I am having difficulty understanding the answer to this question.
How many functions are there with domain $A$ and codomain $\{0, 1\}$?
$A = P(\{1, 2, 3, 4\})$.
$|A| = 2^{|{1,2,3,4}|} = 16$, so there are $16$ possible inputs. For each of these inputs, we can choose whether to map them to $0$ or $1$. So there are $2^{16} = 65536$ such functions.
I understand the first part ($2^4=16$), but the second part ($2^{16}$) is a little bit confusing to me.
Let's take a simpler example. Suppose $A=\{a,b,c\}$. Then if $f: A \rightarrow B$ is a function from $A$ to $B=\{0,1\}$, we have two choices for $f(a)$ - either $f(a)=0$ or $f(a)=1$. Similarly there are two choice for $f(b)$ and two choices for $f(c)$. Each set of choices gives a different function, so there are $2 \times 2 \times 2 = 2^3 = 8$ different functions from $A$ to $B$.
In the question above $|A|=16$ so the number of functions from A to B is $2^{16}=65,536$.
There is a reason for using $2^X$ to denote $\mathscr{P}(X)$, and for using $Y^X$ to denote the set of functions $X\to Y$. The cardinality of $2^X$ is $2^{|X|}$, and the cardinality of $Y^X$ is $|Y|^{|X|}$
So you are asking for the cardinality of $Y^X$, where $Y=\{0,1\}$ and $X=\mathscr{P}(\{1,2,3,4\})$. Since $|X|=2^4$ from above and $|Y|=2$, we have the desired cardinality $$|Y^X|=|Y|^{|X|}=2^{2^4}=2^{16}=\boxed{65,536}$$
So $|\mathscr{P}(X)|=|\{0,1\}^X|=|\{0,1\}|^{|X|}=2^{|X|}$.

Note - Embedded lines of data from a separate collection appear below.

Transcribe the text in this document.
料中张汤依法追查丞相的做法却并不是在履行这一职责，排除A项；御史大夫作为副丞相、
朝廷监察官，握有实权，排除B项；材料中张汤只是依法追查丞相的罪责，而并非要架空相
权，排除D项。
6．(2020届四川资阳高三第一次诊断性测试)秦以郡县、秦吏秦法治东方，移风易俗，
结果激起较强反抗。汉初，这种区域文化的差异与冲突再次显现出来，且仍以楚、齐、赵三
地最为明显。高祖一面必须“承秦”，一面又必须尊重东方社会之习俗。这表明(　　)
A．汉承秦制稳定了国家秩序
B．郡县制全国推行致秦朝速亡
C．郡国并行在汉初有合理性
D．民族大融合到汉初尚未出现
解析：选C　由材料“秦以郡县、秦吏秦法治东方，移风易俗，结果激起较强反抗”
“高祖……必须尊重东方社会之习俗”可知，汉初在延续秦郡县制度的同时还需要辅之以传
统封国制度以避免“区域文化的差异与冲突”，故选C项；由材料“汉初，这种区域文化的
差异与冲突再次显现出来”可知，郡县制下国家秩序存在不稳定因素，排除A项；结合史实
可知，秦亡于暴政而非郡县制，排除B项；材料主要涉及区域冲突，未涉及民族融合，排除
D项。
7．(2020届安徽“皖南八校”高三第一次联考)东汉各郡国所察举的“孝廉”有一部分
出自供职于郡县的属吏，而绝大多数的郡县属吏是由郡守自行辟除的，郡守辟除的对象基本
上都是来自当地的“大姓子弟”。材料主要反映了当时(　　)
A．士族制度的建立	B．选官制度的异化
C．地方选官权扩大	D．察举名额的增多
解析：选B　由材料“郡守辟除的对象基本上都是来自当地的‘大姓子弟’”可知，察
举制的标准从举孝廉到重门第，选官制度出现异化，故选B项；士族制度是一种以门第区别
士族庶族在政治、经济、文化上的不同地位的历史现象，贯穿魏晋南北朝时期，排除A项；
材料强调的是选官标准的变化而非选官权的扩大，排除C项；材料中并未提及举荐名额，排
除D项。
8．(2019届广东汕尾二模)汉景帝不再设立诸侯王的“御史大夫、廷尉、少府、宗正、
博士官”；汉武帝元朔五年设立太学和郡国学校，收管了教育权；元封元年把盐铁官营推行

The size of $A$ is the number of subsets that you can create with the $4$ elements $A$ has, you can choose to use or not and element, since you got $4$ elements there are $4$ chooses of put or not to be made: $|A| = 2^4 = 16$. Now to count the functions from $A$ to ${0,1}$ just think that we need to associate an image to each element of $A$ and we have $2$ possible imagens. Enumerate the sets of $A$, choose an image to the first set (2 choices), than choose an image to the second set (times 2 choices from the multiplication rule), keep going and you will end in $2^{16}$.